No. That’s helpful. And I guess just a follow-up on that, Fred. I mean, if you think about where we were three months to six months ago, talking about a pipeline sale opportunity. I think on your last earnings call, you mentioned that you didn’t expect inventories don’t normalize until fiscal ‘24. This commentary sort of flies in the face of that a little bit so help us understand, where we are from a pipeline for the opportunity and why that doesn’t seem to be the case beyond Q1, it sounds like?

Fred Brightbill

Well, it’s very simply that at the rate we’re producing at, we’re able to refill the pipeline relative to — that slowing retail demand that we’ve been seeing recently. So once again, we have more aggressive targets for inventory turnover at our dealers. But the change from then till now is based on the change in retail outlook. So we’re able to refill the pipeline, restock the pipeline prior to — I expect us to be in optimal position prior to next selling season.

Joe Altobello

Okay. Thanks, guys.

Operator

Thank you. One moment. Our next question comes from Craig Kennison with Baird. Your line is open.

Craig Kennison

Hey. Good morning. Thanks for taking my questions as well. Just a follow-up on what Joe asked about current consumer trends. I’m curious if you have a feel for what has caused maybe demand to slow down and whether you think it’s the interest rate environment, it’s inflation and just the cost of a boat today. Is it confidence. I know it’s a lot of factors, but I’m wondering, if you could identify the ones that you think are the most prominent?

Fred Brightbill

I’ll take cut and let the other guys jump in. To me, first and foremost, its confidence, it’s kind of sentiment. And for the reasons I stated in response to Joe’s question, I think people are getting more concerned about the economic outlook and they’re seeing the results reflected in the stock market, which is down substantially this year. So I don’t think for most of our consumers, it’s a question whether they have enough money to be able to buy the boat or be able to make the purchase. It’s one of those situations where I think they’re just stepping back and be more cautious right now.

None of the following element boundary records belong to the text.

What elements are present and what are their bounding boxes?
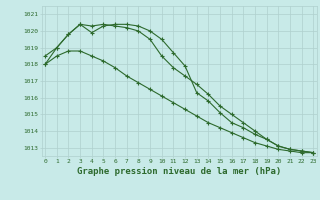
X-axis label: Graphe pression niveau de la mer (hPa): Graphe pression niveau de la mer (hPa) xyxy=(77,167,281,176)
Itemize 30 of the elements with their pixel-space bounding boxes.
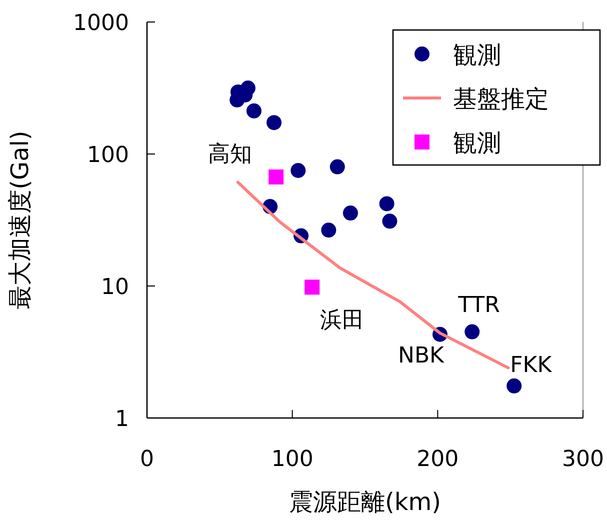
y-tick-label: 1 xyxy=(115,407,129,432)
legend-label: 観測 xyxy=(453,129,501,157)
point xyxy=(246,103,262,118)
point xyxy=(506,378,522,394)
annotation: TTR xyxy=(457,292,500,318)
annotation: 高知 xyxy=(208,142,252,167)
point xyxy=(268,169,284,184)
point xyxy=(382,214,398,229)
x-tick-label: 200 xyxy=(416,447,459,472)
y-axis-title: 最大加速度(Gal) xyxy=(6,130,34,310)
point xyxy=(266,115,282,130)
point xyxy=(321,222,336,238)
point xyxy=(464,324,480,340)
legend-label: 基盤推定 xyxy=(453,85,549,113)
point xyxy=(379,196,394,212)
point xyxy=(304,280,320,295)
annotation: FKK xyxy=(510,352,552,378)
annotation: NBK xyxy=(398,343,445,368)
x-tick-label: 300 xyxy=(562,447,604,472)
y-tick-label: 100 xyxy=(87,143,129,168)
annotation: 浜田 xyxy=(320,308,364,334)
x-tick-label: 100 xyxy=(271,447,314,472)
y-tick-label: 1000 xyxy=(73,11,129,36)
point xyxy=(290,162,306,178)
x-tick-label: 0 xyxy=(140,447,154,472)
legend-label: 観測 xyxy=(453,41,501,69)
point xyxy=(330,159,345,174)
y-tick-label: 10 xyxy=(101,275,129,300)
point xyxy=(342,206,358,221)
x-axis-title: 震源距離(km) xyxy=(288,488,442,516)
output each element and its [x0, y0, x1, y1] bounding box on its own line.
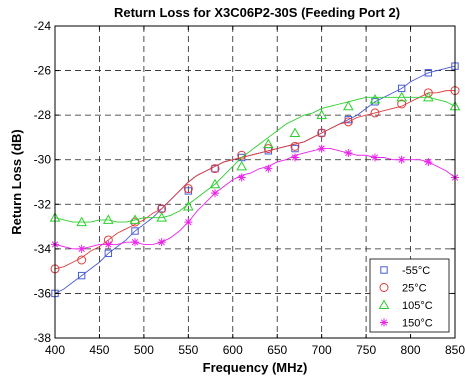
square-marker: [317, 129, 326, 137]
square-marker: [157, 205, 166, 213]
square-marker: [211, 164, 219, 173]
legend-label: 25°C: [402, 283, 427, 295]
star-marker: [424, 157, 433, 166]
triangle-marker: [236, 160, 248, 171]
star-marker: [317, 144, 326, 153]
y-tick-label: -30: [34, 153, 52, 167]
x-tick-label: 400: [45, 343, 65, 357]
triangle-marker: [129, 214, 141, 224]
circle-marker: [317, 128, 327, 138]
y-tick-label: -24: [34, 19, 52, 33]
star-marker: [397, 155, 406, 164]
legend-item: 105°C: [378, 299, 433, 312]
y-tick-label: -38: [34, 331, 52, 345]
circle-marker: [343, 117, 353, 127]
triangle-marker: [102, 214, 114, 224]
legend-label: 105°C: [402, 300, 433, 312]
legend-label: 150°C: [402, 318, 433, 330]
star-marker: [211, 189, 219, 198]
triangle-marker: [182, 200, 194, 211]
square-marker: [104, 249, 113, 258]
star-marker: [237, 173, 246, 182]
triangle-marker: [396, 91, 408, 102]
y-tick-label: -34: [34, 242, 52, 256]
chart-title: Return Loss for X3C06P2-30S (Feeding Por…: [114, 5, 400, 20]
star-marker: [104, 240, 113, 249]
star-marker: [380, 318, 388, 327]
square-marker: [380, 266, 388, 274]
x-axis-label: Frequency (MHz): [203, 360, 308, 375]
x-tick-label: 800: [401, 343, 421, 357]
circle-marker: [290, 141, 300, 151]
series-2: [49, 91, 461, 227]
square-marker: [131, 227, 139, 235]
circle-marker: [183, 184, 193, 194]
star-marker: [291, 153, 299, 162]
triangle-marker: [289, 127, 301, 137]
star-marker: [264, 164, 273, 173]
circle-marker: [237, 150, 247, 160]
x-tick-label: 850: [445, 343, 465, 357]
circle-marker: [77, 255, 87, 265]
x-tick-label: 450: [89, 343, 109, 357]
plot-frame: [54, 25, 456, 339]
star-marker: [344, 149, 353, 158]
triangle-marker: [369, 94, 381, 104]
triangle-marker: [262, 138, 274, 149]
legend-item: 25°C: [379, 283, 427, 295]
star-marker: [371, 153, 379, 162]
x-tick-label: 650: [267, 343, 287, 357]
circle-marker: [210, 164, 220, 174]
circle-marker: [397, 99, 407, 109]
square-marker: [371, 98, 379, 106]
star-marker: [184, 218, 193, 227]
circle-marker: [370, 108, 380, 118]
triangle-marker: [378, 299, 390, 309]
x-tick-label: 600: [223, 343, 243, 357]
y-tick-label: -32: [34, 197, 52, 211]
triangle-marker: [209, 178, 221, 189]
y-tick-label: -26: [34, 64, 52, 78]
legend-box: [369, 258, 450, 333]
triangle-marker: [342, 100, 354, 111]
plot-series: [49, 62, 461, 298]
x-tick-label: 750: [356, 343, 376, 357]
x-tick-label: 550: [178, 343, 198, 357]
circle-marker: [263, 144, 273, 154]
legend-item: 150°C: [380, 318, 433, 330]
triangle-marker: [156, 212, 168, 222]
x-tick-label: 700: [312, 343, 332, 357]
triangle-marker: [76, 216, 88, 227]
legend-label: -55°C: [402, 265, 430, 277]
star-marker: [77, 244, 86, 253]
square-marker: [397, 84, 406, 93]
series-1: [50, 86, 460, 274]
star-marker: [157, 238, 166, 247]
star-marker: [131, 238, 139, 247]
series-line: [54, 148, 456, 250]
circle-marker: [379, 283, 389, 292]
triangle-marker: [422, 91, 434, 102]
y-axis-label: Return Loss (dB): [9, 129, 24, 234]
triangle-marker: [316, 109, 328, 120]
x-tick-label: 500: [134, 343, 154, 357]
circle-marker: [423, 88, 433, 98]
series-line: [54, 90, 455, 270]
legend: -55°C 25°C 105°C 150°C: [369, 258, 450, 333]
y-tick-label: -36: [34, 286, 52, 300]
y-tick-label: -28: [34, 108, 52, 122]
square-marker: [424, 69, 433, 77]
series-line: [54, 96, 456, 223]
axis-ticks: 400 450 500 550 600 650 700 750 800 850 -38 -36 -34 -…: [34, 19, 465, 357]
legend-item: -55°C: [380, 265, 430, 277]
square-marker: [77, 271, 86, 280]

So I don’t think overall in the long term, we’re going to miss demand. I think it’s going to be more of a postponement of demand. They need to feel like in my mind to reaccelerate like the economic headwinds have bottomed out and we’re on the other side of this. And I don’t think that’s the current set. As you know, as every week and month goes by, the outlook tends to be more negative in terms of likelihood of economic slowdown.

Craig Kennison

That’s great. And then are you able to put sort of a numerical range on the retail forecast that is embedded in your financial guidance?

Fred Brightbill

Yeah, Craig. I think about it, our guidance kind of assumes that our retail kind of consolidated basis with our brands is down in the mid-teens to low 20% range this year.

Craig Kennison

That’s volume?

Fred Brightbill

That’s based on units, correct.

Craig Kennison

Thank you. And then just from a — I guess from an ASP standpoint, I mean, we’ve had significant inflation, just curious, when you consider mix inflation, maybe getting control over inflation, how should we think about ASP trends in each of your brands?

Tim Oxley

Yes, Joe. This is — I’m sorry, Craig, this is Tim. Yeah. For MasterCraft, we think that we’re going to be up in the mid-single digit range. Crest is probably going to be in the low-teens range and Aviara up in the 20% range considering mix and pricing and all those considerations.

Craig Kennison

Great. Thank you.

Tim Oxley

You’re welcome.

Operator

Thank you. And I’m showing no other questions in the queue. I’d like to turn the call back to management for any closing remarks.

Fred Brightbill

We’re good. Have a great day. Thank you for participating.

Operator

This concludes today’s conference call. Thank you for participating. You may now disconnect.